Willow contains three different storylines: Adelaide and Beatrice, Cassia and Grace, and Meg and her imaginary friend. They all take place in different years, but they're connected by the willow tree under which each pair meets.

===Dazed===
The album of Dazed was released on January 3, 2021 as a culmination to the Find Averno ARG. The book was written by Morgan Smith, and the music was written by Alicia Selkirk with lyrics by Morgan Smith, Alicia Selkirk, and August Greenwood. Concept design was by Morgan Smith and August Greenwood. Averno also released a full-length video of the musical available on YouTube.
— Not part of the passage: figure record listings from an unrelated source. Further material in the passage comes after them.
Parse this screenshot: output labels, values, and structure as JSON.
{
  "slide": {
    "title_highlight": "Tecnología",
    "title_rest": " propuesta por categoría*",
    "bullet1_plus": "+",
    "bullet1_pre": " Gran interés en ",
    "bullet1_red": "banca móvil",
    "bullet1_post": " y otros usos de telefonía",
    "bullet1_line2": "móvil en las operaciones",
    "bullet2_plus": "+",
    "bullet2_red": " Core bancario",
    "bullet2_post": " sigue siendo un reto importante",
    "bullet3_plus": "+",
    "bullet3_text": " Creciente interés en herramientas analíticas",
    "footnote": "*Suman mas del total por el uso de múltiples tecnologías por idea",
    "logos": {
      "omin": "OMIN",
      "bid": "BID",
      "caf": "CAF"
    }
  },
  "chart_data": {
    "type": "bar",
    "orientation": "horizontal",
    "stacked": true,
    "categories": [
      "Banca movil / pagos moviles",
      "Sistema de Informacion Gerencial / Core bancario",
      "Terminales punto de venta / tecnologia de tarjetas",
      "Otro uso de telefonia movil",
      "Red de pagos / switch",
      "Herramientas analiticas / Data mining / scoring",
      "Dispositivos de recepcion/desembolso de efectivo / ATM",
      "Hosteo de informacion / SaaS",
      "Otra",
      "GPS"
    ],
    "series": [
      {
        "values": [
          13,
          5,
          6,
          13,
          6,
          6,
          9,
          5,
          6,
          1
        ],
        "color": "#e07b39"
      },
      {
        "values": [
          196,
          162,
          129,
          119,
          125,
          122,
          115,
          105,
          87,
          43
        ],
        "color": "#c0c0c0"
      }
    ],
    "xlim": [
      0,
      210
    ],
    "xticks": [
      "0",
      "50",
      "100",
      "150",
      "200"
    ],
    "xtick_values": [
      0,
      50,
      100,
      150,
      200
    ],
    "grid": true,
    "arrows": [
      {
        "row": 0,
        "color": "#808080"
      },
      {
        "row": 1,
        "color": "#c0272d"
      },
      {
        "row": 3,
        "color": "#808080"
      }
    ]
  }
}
The video stars Jamie Frazier, Morgan Smith, Alicia Selkirk, Emma Freeman, and Clara Oswald-Larrosa.

In the musical, Will and Quinn from the podcast Live from Averno are investigating the mysterious disappearance of Hugo Selva. But Kennedy Harris, a college student at A New School, finds Hugo's journal first. They convince their best friend to accompany them as they try to find Unverno.

===Over and Out===
The album of Over and Out was released by Broadway Records on January 15, 2021. It reached number 11 on the Billboard cast album chart. The book was written by Morgan Smith, and the music was written by Sushi Soucy. It stars Sushi Soucy and Janeen Garcia, with additional vocals by Nalah Palmer, Morgan Smith, and August Greenwood. The album also includes a bonus track sung by Mariah Rose Faith, known for the US National Tour of Mean Girls and the online musical Starry.

Over and Out follows Solar and Nova, two freshmen at A New School (the small liberal arts college located just outside Averno). Solar, the main character, scans through channels on their walkie-talkie, trying to find an alien. Instead, they meet a girl, Nova.

===Bittersummer===
Bittersummer was released by Broadway Records on June 4, 2021. It includes music by Annalise Emerick and the Brother Brothers and a book written by Morgan Smith. The cast includes Janeen Garcia, Jasmine Aurora Thomas, Rachael Chau, Richard Eyler, and Emma Freeman. "It is, at its core, a story about growing up queer in the South," said Smith.

==Other Media==
===Live from Averno===
Live From Averno is a true crime-style podcast hosted by Quinn (Jamie Frazier) and Will (Morgan Smith), two college students at A New School. The first episode was released on October 27, 2019. The seventh and most recent episode was released on November 27, 2020.

===Dreamweaver===
Dreamweaver is a graphic novel by Raquel M. Varela and Morgan Smith. The first chapter was released in December 2019, and the rest is not available. It tells the story of Scarlett, a young girl who grew up in an abusive home and was rescued by the Shadowmothers to come live in the forest.

===The Departments EP===
The Departments EP is an album released on October 31, 2020 with instrumental songs based on the seven departments of A New School. It includes music by Fairything, ACONITE, and Thawney.

===Arcana===
Arcana is an epic poem written by Morgan Smith and based around the Major Arcana tarot cards. Four chapters were released as videos on the Averno Instagram.

===Find Averno ARG===
Find Averno was an alternate reality game (ARG) run by the Averno team in December 2020/January 2021, culminating in the release of the musical Dazed. The plot of the ARG was that a character named Kennedy, an Averno fan, went missing, and ARG participants were trying to find them. It seems they thought Averno was real and were trying to get there. As it turned out, they did make it to Averno, where they then became a character in Dazed. The game included themes around chess, physics, alternate dimensions, vines, water, herbs, Greek mythology, fairy tales, and losing oneself.

===Into Averno===
Into Averno is a short film written by Morgan Smith and directed by Cayden Larrosa, starring the two of them as ‘the girl’ and ‘the new kid,’ respectively. It was released on YouTube on December 19, 2020.

===Under Averno===
Under Averno is an online video series written by Sushi Soucy, and August Greenwood. Two episodes exist, the first released on October 31, 2020 and the second published on December 23, 2020. It follows Rori Svennson (August Greenwood) and Bo Brandywine (Sushi Soucy) as they explore the mysteries of Averno, believing the source of them is the existence and presence of ghosts.